What if that error shows on newly created content? Eg. during file upload in IMCE or CCK FileField?

Heine’s picture

This particular issue was about the search page. If you wish to make this broader fine, but please state this clearly. It might however be a good idea to move a file upload issue to a new issue by itself and provide steps to reproduce.

lordzik’s picture

It's definitely a broader issue. Did you take a look at this thread http://drupal.org/node/837322 which i mentioned in #7? I first created it as issue in Drupal core but there was no answer for a while so i've moved it to FileField (but it looks like it's not a problem in FileField). Should i take that thread back to Drupal core?
About 13000 sites were hit by this so it's not only my issue:
http://www.google.pl/search?q=htmlspecialchars()+Invalid+multibyte+sequence+in+argument+in+bootstrap.inc

Heine’s picture

If there is already an issue for files, please keep the pertinent discussion there and perhaps move to the core queue. This is about the search page.

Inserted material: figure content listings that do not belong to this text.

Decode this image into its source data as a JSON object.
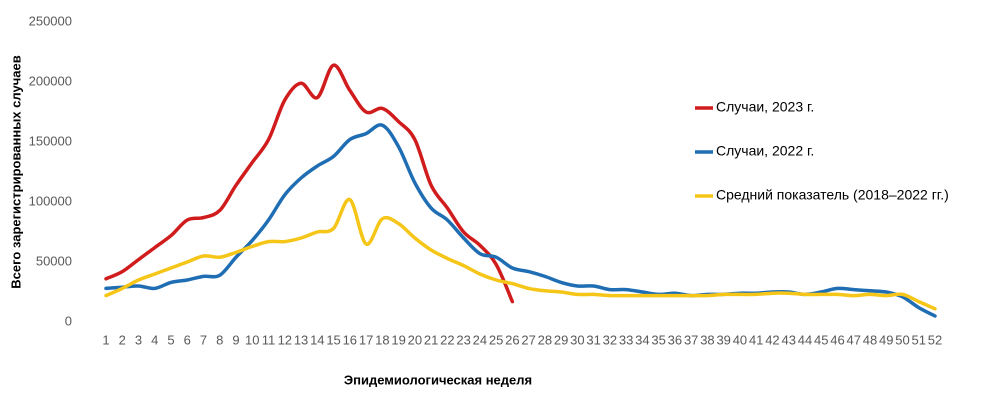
{
  "chart_data": {
    "type": "line",
    "xlabel": "Эпидемиологическая неделя",
    "ylabel": "Всего зарегистрированных случаев",
    "categories": [
      "1",
      "2",
      "3",
      "4",
      "5",
      "6",
      "7",
      "8",
      "9",
      "10",
      "11",
      "12",
      "13",
      "14",
      "15",
      "16",
      "17",
      "18",
      "19",
      "20",
      "21",
      "22",
      "23",
      "24",
      "25",
      "26",
      "27",
      "28",
      "29",
      "30",
      "31",
      "32",
      "33",
      "34",
      "35",
      "36",
      "37",
      "38",
      "39",
      "40",
      "41",
      "42",
      "43",
      "44",
      "45",
      "46",
      "47",
      "48",
      "49",
      "50",
      "51",
      "52"
    ],
    "series": [
      {
        "name": "Случаи, 2023 г.",
        "color": "#d01c1c",
        "values": [
          36000,
          42000,
          52000,
          62000,
          72000,
          85000,
          87000,
          93000,
          114000,
          133000,
          152000,
          185000,
          199000,
          187000,
          214000,
          193000,
          175000,
          178000,
          167000,
          152000,
          114000,
          95000,
          75000,
          64000,
          48000,
          17000,
          null,
          null,
          null,
          null,
          null,
          null,
          null,
          null,
          null,
          null,
          null,
          null,
          null,
          null,
          null,
          null,
          null,
          null,
          null,
          null,
          null,
          null,
          null,
          null,
          null,
          null
        ]
      },
      {
        "name": "Случаи, 2022 г.",
        "color": "#1f6db3",
        "values": [
          28000,
          29000,
          30000,
          28000,
          33000,
          35000,
          38000,
          39000,
          54000,
          68000,
          85000,
          106000,
          120000,
          130000,
          138000,
          152000,
          157000,
          164000,
          146000,
          116000,
          95000,
          85000,
          70000,
          57000,
          54000,
          45000,
          42000,
          38000,
          33000,
          30000,
          30000,
          27000,
          27000,
          25000,
          23000,
          24000,
          22000,
          23000,
          23000,
          24000,
          24000,
          25000,
          25000,
          23000,
          25000,
          28000,
          27000,
          26000,
          25000,
          21000,
          12000,
          5000
        ]
      },
      {
        "name": "Средний показатель (2018–2022 гг.)",
        "color": "#f5c518",
        "values": [
          22000,
          28000,
          35000,
          40000,
          45000,
          50000,
          55000,
          54000,
          58000,
          63000,
          67000,
          67000,
          70000,
          75000,
          78000,
          102000,
          65000,
          86000,
          82000,
          70000,
          60000,
          53000,
          47000,
          40000,
          35000,
          32000,
          28000,
          26000,
          25000,
          23000,
          23000,
          22000,
          22000,
          22000,
          22000,
          22000,
          22000,
          22000,
          23000,
          23000,
          23000,
          24000,
          24000,
          23000,
          23000,
          23000,
          22000,
          23000,
          22000,
          23000,
          17000,
          11000
        ]
      }
    ],
    "ylim": [
      0,
      250000
    ],
    "yticks": [
      0,
      50000,
      100000,
      150000,
      200000,
      250000
    ],
    "grid": false,
    "legend": "right"
  }
}
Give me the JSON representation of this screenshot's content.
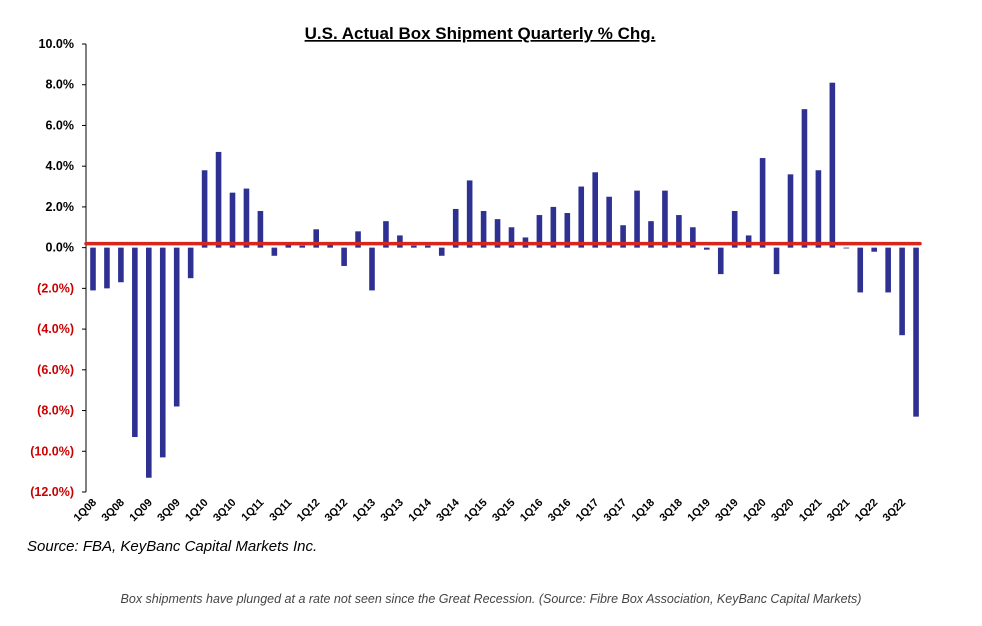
{
  "chart_data": {
    "type": "bar",
    "title": "U.S. Actual Box Shipment Quarterly % Chg.",
    "xlabel": "",
    "ylabel": "",
    "ylim": [
      -12,
      10
    ],
    "y_ticks": [
      "10.0%",
      "8.0%",
      "6.0%",
      "4.0%",
      "2.0%",
      "0.0%",
      "(2.0%)",
      "(4.0%)",
      "(6.0%)",
      "(8.0%)",
      "(10.0%)",
      "(12.0%)"
    ],
    "y_tick_values": [
      10,
      8,
      6,
      4,
      2,
      0,
      -2,
      -4,
      -6,
      -8,
      -10,
      -12
    ],
    "categories": [
      "1Q08",
      "2Q08",
      "3Q08",
      "4Q08",
      "1Q09",
      "2Q09",
      "3Q09",
      "4Q09",
      "1Q10",
      "2Q10",
      "3Q10",
      "4Q10",
      "1Q11",
      "2Q11",
      "3Q11",
      "4Q11",
      "1Q12",
      "2Q12",
      "3Q12",
      "4Q12",
      "1Q13",
      "2Q13",
      "3Q13",
      "4Q13",
      "1Q14",
      "2Q14",
      "3Q14",
      "4Q14",
      "1Q15",
      "2Q15",
      "3Q15",
      "4Q15",
      "1Q16",
      "2Q16",
      "3Q16",
      "4Q16",
      "1Q17",
      "2Q17",
      "3Q17",
      "4Q17",
      "1Q18",
      "2Q18",
      "3Q18",
      "4Q18",
      "1Q19",
      "2Q19",
      "3Q19",
      "4Q19",
      "1Q20",
      "2Q20",
      "3Q20",
      "4Q20",
      "1Q21",
      "2Q21",
      "3Q21",
      "4Q21",
      "1Q22",
      "2Q22",
      "3Q22",
      "4Q22"
    ],
    "x_tick_labels": [
      "1Q08",
      "3Q08",
      "1Q09",
      "3Q09",
      "1Q10",
      "3Q10",
      "1Q11",
      "3Q11",
      "1Q12",
      "3Q12",
      "1Q13",
      "3Q13",
      "1Q14",
      "3Q14",
      "1Q15",
      "3Q15",
      "1Q16",
      "3Q16",
      "1Q17",
      "3Q17",
      "1Q18",
      "3Q18",
      "1Q19",
      "3Q19",
      "1Q20",
      "3Q20",
      "1Q21",
      "3Q21",
      "1Q22",
      "3Q22"
    ],
    "values": [
      -2.1,
      -2.0,
      -1.7,
      -9.3,
      -11.3,
      -10.3,
      -7.8,
      -1.5,
      3.8,
      4.7,
      2.7,
      2.9,
      1.8,
      -0.4,
      0.2,
      0.1,
      0.9,
      0.2,
      -0.9,
      0.8,
      -2.1,
      1.3,
      0.6,
      0.1,
      0.1,
      -0.4,
      1.9,
      3.3,
      1.8,
      1.4,
      1.0,
      0.5,
      1.6,
      2.0,
      1.7,
      3.0,
      3.7,
      2.5,
      1.1,
      2.8,
      1.3,
      2.8,
      1.6,
      1.0,
      -0.1,
      -1.3,
      1.8,
      0.6,
      4.4,
      -1.3,
      3.6,
      6.8,
      3.8,
      8.1,
      0.0,
      -2.2,
      -0.2,
      -2.2,
      -4.3,
      -8.3
    ],
    "reference_line": 0.2,
    "colors": {
      "bar": "#2e3192",
      "reference_line": "#d9261c",
      "negative_tick": "#cc0000",
      "positive_tick": "#000000"
    },
    "grid": false,
    "legend": "none"
  },
  "source": "Source: FBA, KeyBanc Capital Markets Inc.",
  "caption": "Box shipments have plunged at a rate not seen since the Great Recession. (Source: Fibre Box Association, KeyBanc Capital Markets)"
}
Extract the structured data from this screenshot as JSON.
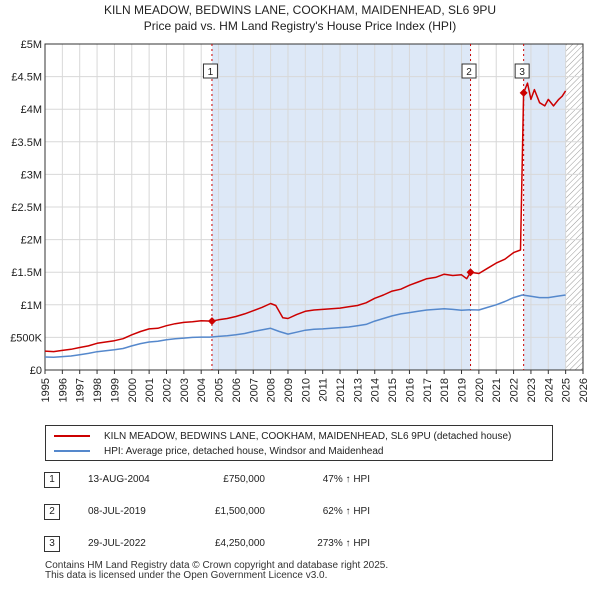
{
  "header": {
    "title": "KILN MEADOW, BEDWINS LANE, COOKHAM, MAIDENHEAD, SL6 9PU",
    "subtitle": "Price paid vs. HM Land Registry's House Price Index (HPI)"
  },
  "legend": {
    "property_label": "KILN MEADOW, BEDWINS LANE, COOKHAM, MAIDENHEAD, SL6 9PU (detached house)",
    "hpi_label": "HPI: Average price, detached house, Windsor and Maidenhead"
  },
  "sales": [
    {
      "num": "1",
      "date": "13-AUG-2004",
      "price": "£750,000",
      "hpi": "47% ↑ HPI"
    },
    {
      "num": "2",
      "date": "08-JUL-2019",
      "price": "£1,500,000",
      "hpi": "62% ↑ HPI"
    },
    {
      "num": "3",
      "date": "29-JUL-2022",
      "price": "£4,250,000",
      "hpi": "273% ↑ HPI"
    }
  ],
  "footer": {
    "line1": "Contains HM Land Registry data © Crown copyright and database right 2025.",
    "line2": "This data is licensed under the Open Government Licence v3.0."
  },
  "colors": {
    "property": "#cc0000",
    "hpi": "#5588cc",
    "shade": "#dde8f7",
    "grid": "#d8d8d8",
    "marker": "#cc0000"
  },
  "chart_data": {
    "type": "line",
    "title": "KILN MEADOW, BEDWINS LANE, COOKHAM, MAIDENHEAD, SL6 9PU",
    "xlabel": "",
    "ylabel": "",
    "xlim": [
      1995,
      2026
    ],
    "ylim": [
      0,
      5000000
    ],
    "y_ticks": [
      0,
      500000,
      1000000,
      1500000,
      2000000,
      2500000,
      3000000,
      3500000,
      4000000,
      4500000,
      5000000
    ],
    "y_tick_labels": [
      "£0",
      "£500K",
      "£1M",
      "£1.5M",
      "£2M",
      "£2.5M",
      "£3M",
      "£3.5M",
      "£4M",
      "£4.5M",
      "£5M"
    ],
    "x_ticks": [
      1995,
      1996,
      1997,
      1998,
      1999,
      2000,
      2001,
      2002,
      2003,
      2004,
      2005,
      2006,
      2007,
      2008,
      2009,
      2010,
      2011,
      2012,
      2013,
      2014,
      2015,
      2016,
      2017,
      2018,
      2019,
      2020,
      2021,
      2022,
      2023,
      2024,
      2025,
      2026
    ],
    "x_tick_labels": [
      "1995",
      "1996",
      "1997",
      "1998",
      "1999",
      "2000",
      "2001",
      "2002",
      "2003",
      "2004",
      "2005",
      "2006",
      "2007",
      "2008",
      "2009",
      "2010",
      "2011",
      "2012",
      "2013",
      "2014",
      "2015",
      "2016",
      "2017",
      "2018",
      "2019",
      "2020",
      "2021",
      "2022",
      "2023",
      "2024",
      "2025",
      "2026"
    ],
    "shaded_ranges": [
      [
        2004.62,
        2019.52
      ],
      [
        2022.58,
        2025.0
      ]
    ],
    "hatched_range": [
      2025.0,
      2026.0
    ],
    "series": [
      {
        "name": "KILN MEADOW, BEDWINS LANE, COOKHAM, MAIDENHEAD, SL6 9PU (detached house)",
        "x": [
          1995,
          1995.5,
          1996,
          1996.5,
          1997,
          1997.5,
          1998,
          1998.5,
          1999,
          1999.5,
          2000,
          2000.5,
          2001,
          2001.5,
          2002,
          2002.5,
          2003,
          2003.5,
          2004,
          2004.62,
          2005,
          2005.5,
          2006,
          2006.5,
          2007,
          2007.5,
          2008,
          2008.3,
          2008.7,
          2009,
          2009.5,
          2010,
          2010.5,
          2011,
          2011.5,
          2012,
          2012.5,
          2013,
          2013.5,
          2014,
          2014.5,
          2015,
          2015.5,
          2016,
          2016.5,
          2017,
          2017.5,
          2018,
          2018.5,
          2019,
          2019.3,
          2019.52,
          2020,
          2020.5,
          2021,
          2021.5,
          2022,
          2022.4,
          2022.58,
          2022.8,
          2023,
          2023.2,
          2023.5,
          2023.8,
          2024,
          2024.3,
          2024.6,
          2024.8,
          2025
        ],
        "values": [
          290000,
          282000,
          300000,
          318000,
          345000,
          370000,
          410000,
          430000,
          450000,
          480000,
          540000,
          590000,
          630000,
          640000,
          680000,
          710000,
          730000,
          740000,
          755000,
          750000,
          770000,
          790000,
          820000,
          860000,
          910000,
          960000,
          1020000,
          990000,
          800000,
          790000,
          850000,
          900000,
          920000,
          930000,
          940000,
          950000,
          970000,
          990000,
          1030000,
          1100000,
          1150000,
          1210000,
          1240000,
          1300000,
          1350000,
          1400000,
          1420000,
          1470000,
          1450000,
          1460000,
          1400000,
          1500000,
          1480000,
          1560000,
          1640000,
          1700000,
          1800000,
          1840000,
          4250000,
          4400000,
          4150000,
          4300000,
          4100000,
          4050000,
          4150000,
          4050000,
          4150000,
          4200000,
          4280000
        ]
      },
      {
        "name": "HPI: Average price, detached house, Windsor and Maidenhead",
        "x": [
          1995,
          1995.5,
          1996,
          1996.5,
          1997,
          1997.5,
          1998,
          1998.5,
          1999,
          1999.5,
          2000,
          2000.5,
          2001,
          2001.5,
          2002,
          2002.5,
          2003,
          2003.5,
          2004,
          2004.5,
          2005,
          2005.5,
          2006,
          2006.5,
          2007,
          2007.5,
          2008,
          2008.5,
          2009,
          2009.5,
          2010,
          2010.5,
          2011,
          2011.5,
          2012,
          2012.5,
          2013,
          2013.5,
          2014,
          2014.5,
          2015,
          2015.5,
          2016,
          2016.5,
          2017,
          2017.5,
          2018,
          2018.5,
          2019,
          2019.5,
          2020,
          2020.5,
          2021,
          2021.5,
          2022,
          2022.5,
          2023,
          2023.5,
          2024,
          2024.5,
          2025
        ],
        "values": [
          200000,
          195000,
          205000,
          215000,
          235000,
          255000,
          280000,
          295000,
          310000,
          330000,
          370000,
          405000,
          430000,
          440000,
          465000,
          480000,
          490000,
          500000,
          505000,
          505000,
          515000,
          525000,
          540000,
          560000,
          590000,
          615000,
          640000,
          590000,
          550000,
          580000,
          610000,
          625000,
          630000,
          640000,
          650000,
          660000,
          680000,
          700000,
          750000,
          790000,
          830000,
          860000,
          880000,
          900000,
          920000,
          930000,
          940000,
          930000,
          915000,
          925000,
          920000,
          960000,
          1000000,
          1050000,
          1110000,
          1150000,
          1130000,
          1110000,
          1110000,
          1130000,
          1150000
        ]
      }
    ],
    "annotations": [
      {
        "label": "1",
        "x": 2004.62,
        "value": 750000
      },
      {
        "label": "2",
        "x": 2019.52,
        "value": 1500000
      },
      {
        "label": "3",
        "x": 2022.58,
        "value": 4250000
      }
    ]
  }
}
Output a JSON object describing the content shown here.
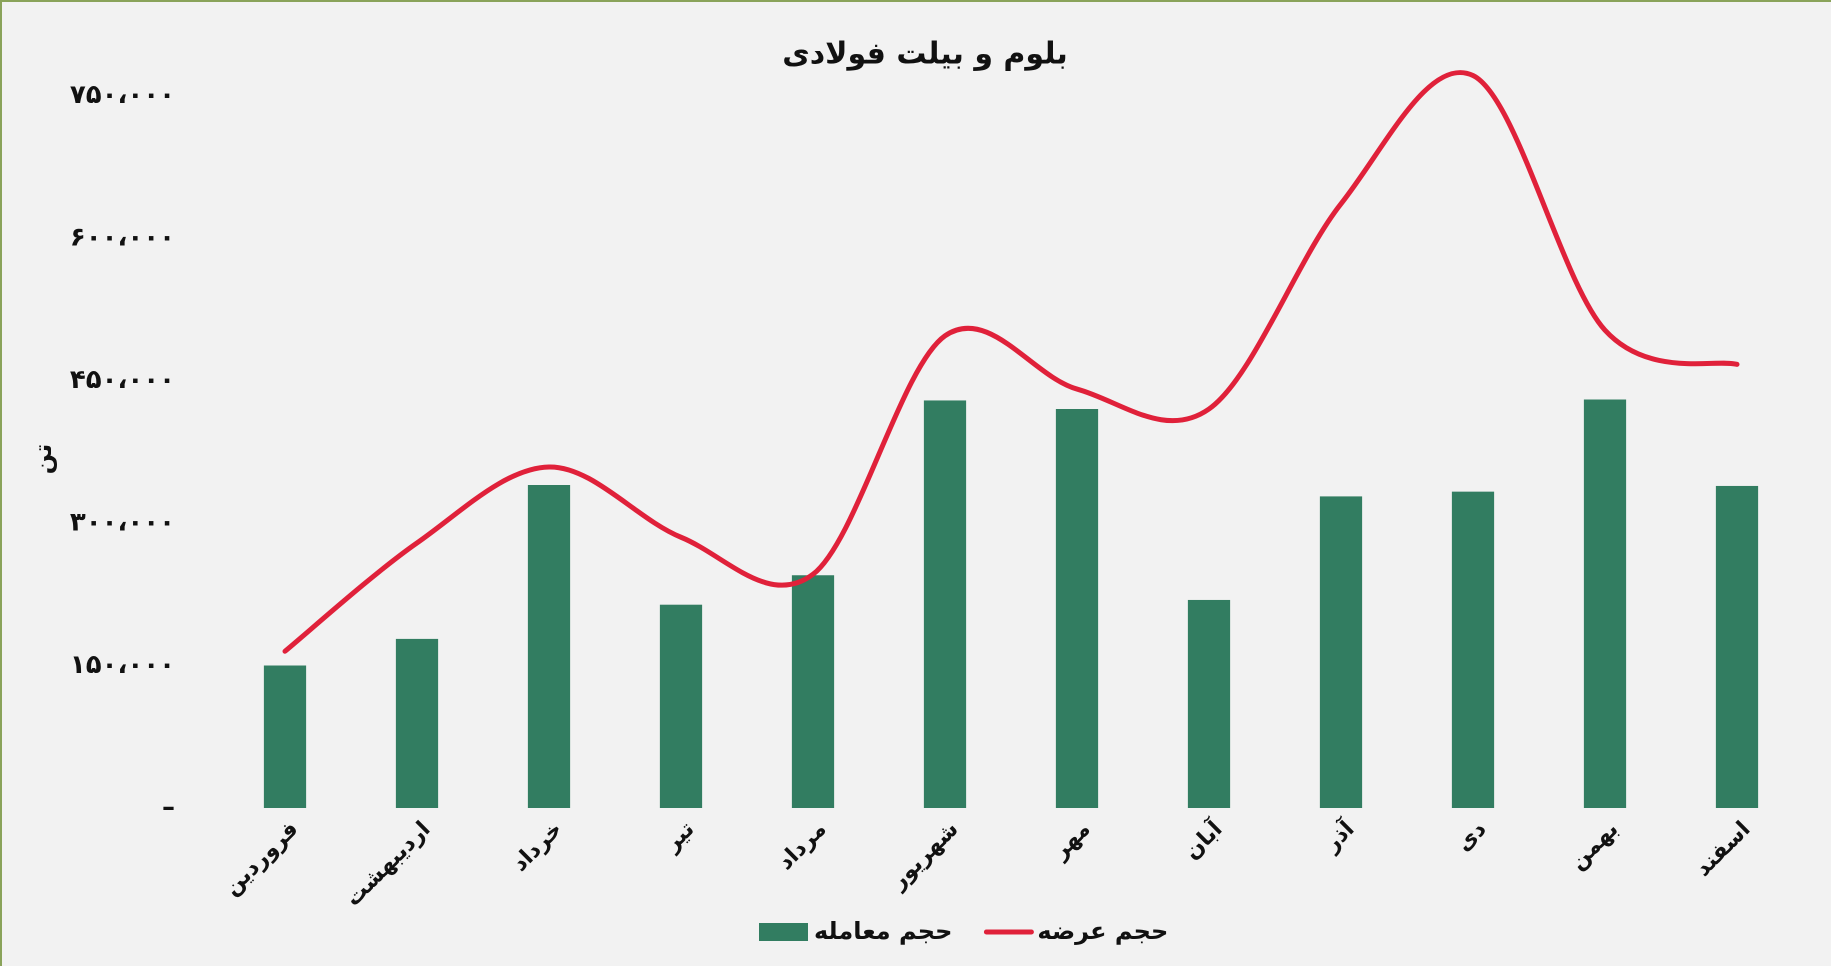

As I explained above, the warning is not the problem, just a symptom that can be caused by different problems (all related to character encoding). The bug is the invalid sequence passed to check_plain.

If it's in your db (as it seems it is the case here), it needs to be fixed (or backup & migrate needs to be fixed), if it's due to filenames on certain filesystems (NTFS?) we need to fix it in filehandling code.

droplet’s picture

Heine’s picture

Status: Closed (duplicate) » Active

This is about search terms, not the roles page. See #10 and #14 about how a similar message doesn't make this have the same root cause.

Heine’s picture

Title: Invalid multibyte sequence warning from check_plain » Invalid multibyte sequence warning from check_plain when searching

Changing title

WilliamB’s picture

Subscribe

droplet’s picture

Version: 7.2 » 8.x-dev
jhodgdon’s picture

Issue tags: +Needs backport to D7

tag for backport

Heine’s picture

Status: Active » Postponed (maintainer needs more info)
Floop’s picture

Version: 8.x-dev » 7.8
Component: base system » search.module
Status: Postponed (maintainer needs more info) » Active

After a few hours I have at least found out, that this is a search module issue.
Look at #987472: search.module doesn't consistently support multibyte characters. Fixing the search module fixed the error for me.

My site is using czech unicode characters and I edited the check_plain() to log the invalid strings. This is the example what appeared in the log file:
... Jm\xc3\xa9no a p\xc5\x99\xc3\xadjmen\xc3\xad:\xc2 ...
Look at the end. The last unicode character seems to be cut in the middle. I suppose that is the reason why htmlspecialchars throws the error and returns an empty string.

After editing the search.module file the search result appeared correctly and no error was thrown.

By the way the error can be also suppressed with PHP settings instead of touching the core.

Heine’s picture

Status: Active » Closed (duplicate)
jhodgdon’s picture

Version: 7.8 » 8.x-dev
Component: search.module » base system
Status: Closed (duplicate) » Active

While I agree that if you fix search.module so that it doesn't feed this data into check_plain, the error goes away, that doesn't change the fact that there is still a problem with check_plain.

Heine’s picture

What is the problem with check_plain?

jhodgdon’s picture

Status: Active » Closed (duplicate)

Never mind. You are correct -- the real problem is that characters are being passed into check_plain that are not correctly-encoded UTF-8.

See #23, this is a duplicate after all.